Animais de produção, farmacovigilância e resíduos
- Intervalo de segurança: nos animais produtores de alimentos (suínos, aves, coelhos de produção), é o tempo que tem de passar entre a última administração do medicamento e o abate, ou o aproveitamento de ovos ou leite, para que os alimentos não contenham resíduos acima dos limites legais. Vem indicado no rótulo e no folheto e tem de ser sempre comunicado ao produtor.
- Registos da exploração: o detentor de animais de produção é obrigado a registar os medicamentos administrados (medicamento, data, animais tratados, intervalo de segurança) e a guardar as receitas.
- Farmacovigilância veterinária: suspeitas de reações adversas ou de falta de eficácia num animal (ou numa pessoa exposta ao produto) devem ser notificadas à DGAV, não ao INFARMED. Na farmácia, a notificação passa pelo farmacêutico.

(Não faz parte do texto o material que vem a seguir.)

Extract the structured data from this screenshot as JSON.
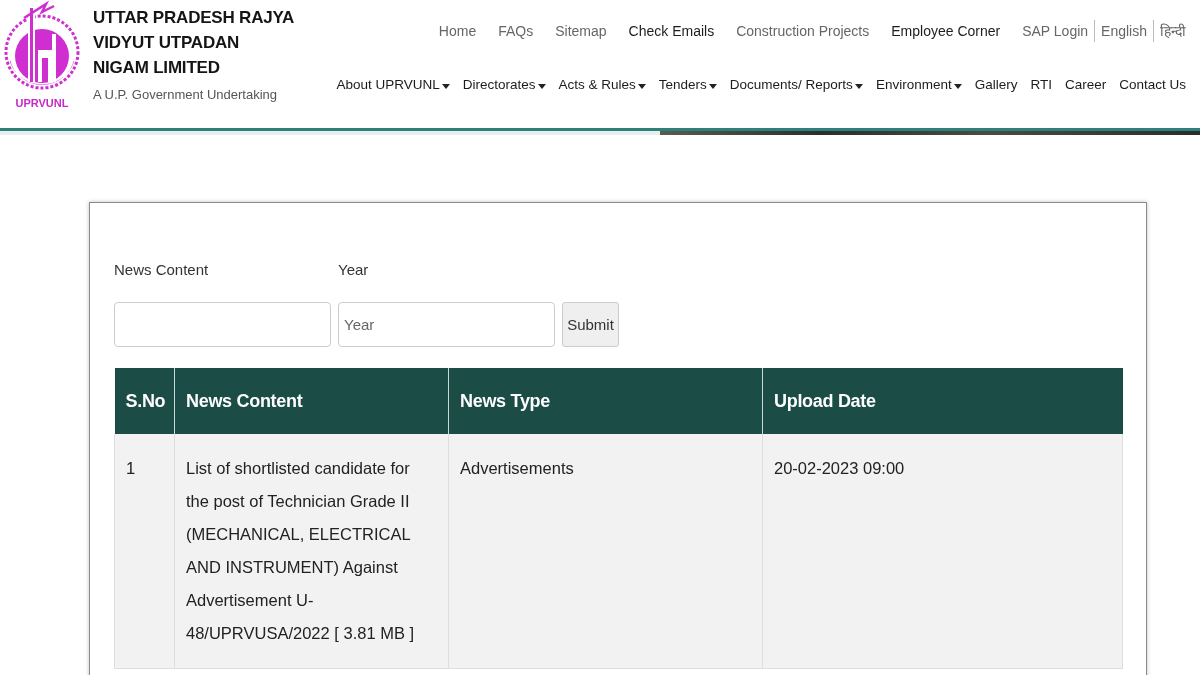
{
  "header": {
    "logo_text": "UPRVUNL",
    "title_lines": [
      "UTTAR PRADESH RAJYA",
      "VIDYUT UTPADAN",
      "NIGAM LIMITED"
    ],
    "subtitle": "A U.P. Government Undertaking"
  },
  "top_nav": [
    {
      "label": "Home",
      "kind": "link",
      "emphasized": false
    },
    {
      "label": "FAQs",
      "kind": "link",
      "emphasized": false
    },
    {
      "label": "Sitemap",
      "kind": "link",
      "emphasized": false
    },
    {
      "label": "Check Emails",
      "kind": "link",
      "emphasized": true
    },
    {
      "label": "Construction Projects",
      "kind": "link",
      "emphasized": false
    },
    {
      "label": "Employee Corner",
      "kind": "link",
      "emphasized": true
    },
    {
      "label": "SAP Login",
      "kind": "link",
      "emphasized": false
    },
    {
      "label": "English",
      "kind": "language",
      "emphasized": false
    },
    {
      "label": "हिन्दी",
      "kind": "language",
      "emphasized": false
    }
  ],
  "main_nav": [
    {
      "label": "About UPRVUNL",
      "has_dropdown": true
    },
    {
      "label": "Directorates",
      "has_dropdown": true
    },
    {
      "label": "Acts & Rules",
      "has_dropdown": true
    },
    {
      "label": "Tenders",
      "has_dropdown": true
    },
    {
      "label": "Documents/ Reports",
      "has_dropdown": true
    },
    {
      "label": "Environment",
      "has_dropdown": true
    },
    {
      "label": "Gallery",
      "has_dropdown": false
    },
    {
      "label": "RTI",
      "has_dropdown": false
    },
    {
      "label": "Career",
      "has_dropdown": false
    },
    {
      "label": "Contact Us",
      "has_dropdown": false
    }
  ],
  "search_form": {
    "fields": [
      {
        "label": "News Content"
      },
      {
        "label": "Year",
        "placeholder": "Year"
      }
    ],
    "submit_button": "Submit"
  },
  "table": {
    "columns": [
      "S.No",
      "News Content",
      "News Type",
      "Upload Date"
    ],
    "rows": [
      [
        "1",
        "List of shortlisted candidate for the post of Technician Grade II (MECHANICAL, ELECTRICAL AND INSTRUMENT) Against Advertisement U-48/UPRVUSA/2022 [ 3.81 MB ]",
        "Advertisements",
        "20-02-2023 09:00"
      ]
    ]
  }
}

- Resíduos: embalagens vazias e restos de medicamentos veterinários de uso doméstico entregam-se na farmácia, no contentor VALORMED, e nunca vão para o lixo comum ou para o esgoto.
Exemplo resolvido: classificar um artigo do balcão veterinário
Situação: um utente pede um "produto para os ouvidos do cão". Na secção veterinária há dois artigos parecidos: uma solução de limpeza auricular e um antibiótico ótico de uso veterinário.
Análise passo a passo:
- Identificar que a solução de limpeza é, tipicamente, um produto de uso veterinário (higiene), sem exigir receita.
- Identificar que um antibiótico ótico é um medicamento veterinário e, por ser antimicrobiano, exige sempre receita médico-veterinária.
- Perguntar ao utente qual é o problema concreto (limpeza de rotina ou sinal de infeção, como odor ou vermelhidão).
- Se houver sinais de infeção ou dúvida, encaminhar para o farmacêutico, que decide qual produto é adequado.
Conclusão: o nome do produto não chega para o classificar; é preciso perceber a sua natureza (medicamento ou produto de uso veterinário) e a situação do animal.
3. O papel da farmácia na saúde e bem-estar animal
Porque a farmácia importa também para os animais
- É um ponto de proximidade: acessível, com horário alargado, sem necessidade de marcação prévia, ao contrário de uma consulta veterinária.
- Contribui para a prevenção: desparasitação regular, aconselhamento nutricional, apoio a programas de vacinação decididos pelo veterinário.
- Promove bem-estar animal: conforto, ausência de sofrimento evitável, condições adequadas de alojamento, alimentação e higiene.
- Nunca substitui o médico-veterinário: aconselha, dispensa e encaminha, mas não diagnostica nem prescreve tratamento.
A relação entre humanos e animais
Esta relação tem duas faces, e ambas moldam o aconselhamento:
- Nos animais de companhia, o animal é frequentemente encarado como membro da família, o que aumenta a carga emocional do atendimento e a exigência de empatia.
- Nos animais de produção (suínos, aves de consumo), a relação é sobretudo económica e produtiva: a saúde do animal, ou do efetivo, tem impacto direto no rendimento do produtor.
- Em qualquer dos casos, quem procura a farmácia está a falar em nome de um ser que não comunica verbalmente os seus sintomas: a comunicação humana tem de traduzir observação em informação útil.
Um produtor de suínos que nota vários leitões com diarreia procura uma resposta prática e rápida; um dono de gato ansioso com o comportamento do animal procura, primeiro, ser ouvido e tranquilizado. O mesmo profissional tem de saber adaptar o tom a cada situação.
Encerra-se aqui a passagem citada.